You’re susceptible to Murphy’s law (“Anything that can go wrong will go wrong”) cramping your style? Then you might try using the premortem method like, for instance, Google’s employees do. Prior to launching a new project, they usually meet for a “brainstorming session of doom” where, in an informal setting, they discuss potential scenarios that could impede or prevent a successful outcome, followed by analyzing the risks: which ones are improbable, and which relevant ones could be minimized and how? With that, all the demons have been named and stopped from haunting the project. Even if Murphy’s law should materialize, the premortem method prepares us for and enables us to counteract negatives. In other words, even after making wrong choices we can take corrective action to minimize the resulting damage. Knowing this helps overcome obstructions to decision-making.

Higher efficiency = more free time: field trial in Iceland

A large-scale trial in Iceland has shown how much potential there is in eliminating waste of time and energy on the job. Between 2015 and 2019 the working hours of 2,900 public sector employees were reduced from 40 to 35 or 36 per week – with no reduction in pay. The results were positive across the board: Productivity remained at the same level as before or even increased. Team members and supervisors reported that they were enjoying a better work-life balance due to having more time for family and hobbies. At the same time, a range of actions were taken to compensate for the shorter working hours: Tasks were organized more efficiently or delegated, meetings were held in shorter and more compact formats or even replaced entirely by emails.

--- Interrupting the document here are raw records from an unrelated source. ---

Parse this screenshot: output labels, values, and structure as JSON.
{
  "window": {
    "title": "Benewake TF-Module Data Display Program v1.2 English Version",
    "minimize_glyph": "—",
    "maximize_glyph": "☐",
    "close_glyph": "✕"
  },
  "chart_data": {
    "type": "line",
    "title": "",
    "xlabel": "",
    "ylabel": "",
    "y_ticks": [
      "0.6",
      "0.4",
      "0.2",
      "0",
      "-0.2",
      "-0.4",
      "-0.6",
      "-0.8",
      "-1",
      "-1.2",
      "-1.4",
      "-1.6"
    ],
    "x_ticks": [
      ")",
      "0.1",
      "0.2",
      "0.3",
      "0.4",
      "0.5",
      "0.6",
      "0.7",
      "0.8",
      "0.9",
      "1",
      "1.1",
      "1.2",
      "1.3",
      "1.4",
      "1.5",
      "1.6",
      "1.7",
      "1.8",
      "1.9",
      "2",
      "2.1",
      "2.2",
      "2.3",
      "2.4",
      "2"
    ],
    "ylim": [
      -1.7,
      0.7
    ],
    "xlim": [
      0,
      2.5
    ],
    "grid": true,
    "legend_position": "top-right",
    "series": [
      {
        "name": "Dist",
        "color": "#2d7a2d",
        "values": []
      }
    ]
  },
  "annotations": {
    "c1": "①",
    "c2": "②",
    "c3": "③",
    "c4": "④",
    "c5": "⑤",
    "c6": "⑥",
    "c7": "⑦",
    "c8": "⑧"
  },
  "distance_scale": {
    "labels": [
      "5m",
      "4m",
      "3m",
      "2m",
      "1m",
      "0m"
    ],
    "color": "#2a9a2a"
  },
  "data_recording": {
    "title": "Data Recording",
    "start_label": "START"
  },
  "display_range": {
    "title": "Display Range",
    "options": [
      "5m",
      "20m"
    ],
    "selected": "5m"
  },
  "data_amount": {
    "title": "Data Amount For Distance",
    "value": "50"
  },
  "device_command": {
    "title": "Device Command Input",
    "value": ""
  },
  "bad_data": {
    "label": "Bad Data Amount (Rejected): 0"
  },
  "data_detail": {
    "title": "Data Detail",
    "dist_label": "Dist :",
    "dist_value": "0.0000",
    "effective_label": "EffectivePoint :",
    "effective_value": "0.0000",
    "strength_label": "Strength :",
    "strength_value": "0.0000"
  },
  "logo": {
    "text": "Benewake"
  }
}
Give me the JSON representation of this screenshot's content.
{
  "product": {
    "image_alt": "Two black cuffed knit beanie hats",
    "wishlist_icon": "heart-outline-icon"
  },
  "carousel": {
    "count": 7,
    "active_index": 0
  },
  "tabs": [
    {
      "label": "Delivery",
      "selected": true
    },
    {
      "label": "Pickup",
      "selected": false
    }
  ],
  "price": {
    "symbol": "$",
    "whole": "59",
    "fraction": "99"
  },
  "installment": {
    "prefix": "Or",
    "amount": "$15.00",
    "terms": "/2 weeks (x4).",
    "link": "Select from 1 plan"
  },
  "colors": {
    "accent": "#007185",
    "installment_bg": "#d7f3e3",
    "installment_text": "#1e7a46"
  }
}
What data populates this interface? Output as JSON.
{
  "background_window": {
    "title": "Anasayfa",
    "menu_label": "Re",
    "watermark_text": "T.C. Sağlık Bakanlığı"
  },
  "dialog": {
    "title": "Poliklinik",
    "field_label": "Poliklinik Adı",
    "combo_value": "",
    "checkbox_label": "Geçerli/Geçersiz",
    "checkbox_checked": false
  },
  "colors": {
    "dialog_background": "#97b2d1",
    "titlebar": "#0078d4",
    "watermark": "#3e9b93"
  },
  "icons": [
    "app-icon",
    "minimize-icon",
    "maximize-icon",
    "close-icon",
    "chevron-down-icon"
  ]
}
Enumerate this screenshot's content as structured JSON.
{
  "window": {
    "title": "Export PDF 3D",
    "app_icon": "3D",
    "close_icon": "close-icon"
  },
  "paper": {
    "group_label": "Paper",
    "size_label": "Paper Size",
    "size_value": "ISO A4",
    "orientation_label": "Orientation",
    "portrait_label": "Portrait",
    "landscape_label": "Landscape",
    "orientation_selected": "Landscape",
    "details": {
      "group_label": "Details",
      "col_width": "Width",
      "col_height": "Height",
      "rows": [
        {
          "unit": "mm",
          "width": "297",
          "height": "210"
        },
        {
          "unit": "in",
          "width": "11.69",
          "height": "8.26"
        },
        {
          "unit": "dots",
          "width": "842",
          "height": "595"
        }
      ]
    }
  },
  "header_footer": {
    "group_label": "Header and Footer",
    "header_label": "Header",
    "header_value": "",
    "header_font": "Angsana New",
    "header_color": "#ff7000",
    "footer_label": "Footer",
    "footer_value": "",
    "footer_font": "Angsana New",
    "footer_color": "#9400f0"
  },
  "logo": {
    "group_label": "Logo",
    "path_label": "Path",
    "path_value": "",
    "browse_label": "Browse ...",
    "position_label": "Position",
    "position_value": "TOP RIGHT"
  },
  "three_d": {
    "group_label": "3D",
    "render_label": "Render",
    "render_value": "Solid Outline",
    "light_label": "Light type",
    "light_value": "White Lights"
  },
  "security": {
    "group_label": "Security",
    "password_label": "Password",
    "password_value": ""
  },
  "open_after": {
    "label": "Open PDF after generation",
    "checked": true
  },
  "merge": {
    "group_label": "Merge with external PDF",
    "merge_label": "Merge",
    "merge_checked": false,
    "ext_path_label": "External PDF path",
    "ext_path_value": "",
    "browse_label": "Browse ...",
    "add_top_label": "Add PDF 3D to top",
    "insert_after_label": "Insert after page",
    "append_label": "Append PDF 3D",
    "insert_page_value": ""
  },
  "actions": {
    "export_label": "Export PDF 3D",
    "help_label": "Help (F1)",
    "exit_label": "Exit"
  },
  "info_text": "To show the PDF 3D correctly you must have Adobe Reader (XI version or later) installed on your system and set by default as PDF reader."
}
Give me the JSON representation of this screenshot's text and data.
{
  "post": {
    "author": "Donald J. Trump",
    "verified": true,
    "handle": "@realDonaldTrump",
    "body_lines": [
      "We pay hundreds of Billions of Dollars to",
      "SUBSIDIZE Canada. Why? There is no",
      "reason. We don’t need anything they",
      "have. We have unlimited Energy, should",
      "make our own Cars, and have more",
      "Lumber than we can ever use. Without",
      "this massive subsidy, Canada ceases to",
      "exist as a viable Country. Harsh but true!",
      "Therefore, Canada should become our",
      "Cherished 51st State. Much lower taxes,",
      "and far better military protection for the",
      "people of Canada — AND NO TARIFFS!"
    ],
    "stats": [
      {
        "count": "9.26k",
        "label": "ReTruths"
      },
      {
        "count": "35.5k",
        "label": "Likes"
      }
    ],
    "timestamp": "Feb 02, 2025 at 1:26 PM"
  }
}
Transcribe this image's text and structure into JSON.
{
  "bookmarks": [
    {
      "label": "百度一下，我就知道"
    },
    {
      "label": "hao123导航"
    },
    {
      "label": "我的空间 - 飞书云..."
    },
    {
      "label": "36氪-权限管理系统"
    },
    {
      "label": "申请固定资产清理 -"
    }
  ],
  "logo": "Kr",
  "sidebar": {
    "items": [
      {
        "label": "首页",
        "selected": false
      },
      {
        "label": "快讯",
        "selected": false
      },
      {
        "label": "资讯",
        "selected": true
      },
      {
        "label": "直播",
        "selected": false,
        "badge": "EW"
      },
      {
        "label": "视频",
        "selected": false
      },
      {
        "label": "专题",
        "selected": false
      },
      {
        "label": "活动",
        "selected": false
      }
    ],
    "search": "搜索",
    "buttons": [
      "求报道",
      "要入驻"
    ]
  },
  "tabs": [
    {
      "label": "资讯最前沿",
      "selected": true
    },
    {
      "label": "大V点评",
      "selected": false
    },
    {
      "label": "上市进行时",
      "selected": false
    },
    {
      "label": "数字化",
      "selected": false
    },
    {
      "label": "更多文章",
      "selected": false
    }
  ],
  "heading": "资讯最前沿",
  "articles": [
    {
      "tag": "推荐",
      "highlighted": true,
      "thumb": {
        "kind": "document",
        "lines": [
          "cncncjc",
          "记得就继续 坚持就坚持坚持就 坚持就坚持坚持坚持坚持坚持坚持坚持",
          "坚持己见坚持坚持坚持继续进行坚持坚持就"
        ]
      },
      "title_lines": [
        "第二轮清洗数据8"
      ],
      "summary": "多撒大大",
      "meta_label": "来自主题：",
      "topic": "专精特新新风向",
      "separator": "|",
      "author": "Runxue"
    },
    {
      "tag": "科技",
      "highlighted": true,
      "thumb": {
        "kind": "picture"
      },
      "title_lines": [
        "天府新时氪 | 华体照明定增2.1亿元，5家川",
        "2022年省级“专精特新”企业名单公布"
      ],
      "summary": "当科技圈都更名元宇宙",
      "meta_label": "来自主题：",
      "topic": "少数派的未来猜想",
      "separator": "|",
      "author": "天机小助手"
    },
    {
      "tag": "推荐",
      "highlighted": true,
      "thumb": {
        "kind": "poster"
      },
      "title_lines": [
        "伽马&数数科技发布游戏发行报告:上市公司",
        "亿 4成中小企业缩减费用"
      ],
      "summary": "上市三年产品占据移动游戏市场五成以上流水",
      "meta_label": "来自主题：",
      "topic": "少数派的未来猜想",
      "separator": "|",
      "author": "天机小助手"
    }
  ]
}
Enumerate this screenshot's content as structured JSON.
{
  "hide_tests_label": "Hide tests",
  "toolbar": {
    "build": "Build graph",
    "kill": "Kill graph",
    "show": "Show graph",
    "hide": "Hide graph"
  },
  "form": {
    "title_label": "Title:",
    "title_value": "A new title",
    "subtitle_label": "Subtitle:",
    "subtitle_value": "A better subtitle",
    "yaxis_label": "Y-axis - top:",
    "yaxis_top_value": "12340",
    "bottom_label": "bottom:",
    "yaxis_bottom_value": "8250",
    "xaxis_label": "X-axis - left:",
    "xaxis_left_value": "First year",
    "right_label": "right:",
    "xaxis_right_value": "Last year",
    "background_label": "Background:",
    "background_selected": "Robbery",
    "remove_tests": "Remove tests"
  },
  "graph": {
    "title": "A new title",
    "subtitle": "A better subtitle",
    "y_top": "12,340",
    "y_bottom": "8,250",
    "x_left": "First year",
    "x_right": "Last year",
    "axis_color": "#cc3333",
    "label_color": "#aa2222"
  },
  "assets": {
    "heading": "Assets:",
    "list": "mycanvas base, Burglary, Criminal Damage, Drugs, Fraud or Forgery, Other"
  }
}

Going forward, Bjarkey Olsen Gunnarsdóttir, a member of the Icelandic parliament, said, “We should continue on this journey, and I believe the next step is to reduce working hours to 30 hours per week.” Like the Icelandic government various companies have been testing new working hour models. At Microsoft in Japan, for instance, productivity increased by around 40 percent after the corporation had introduced the four-day work week.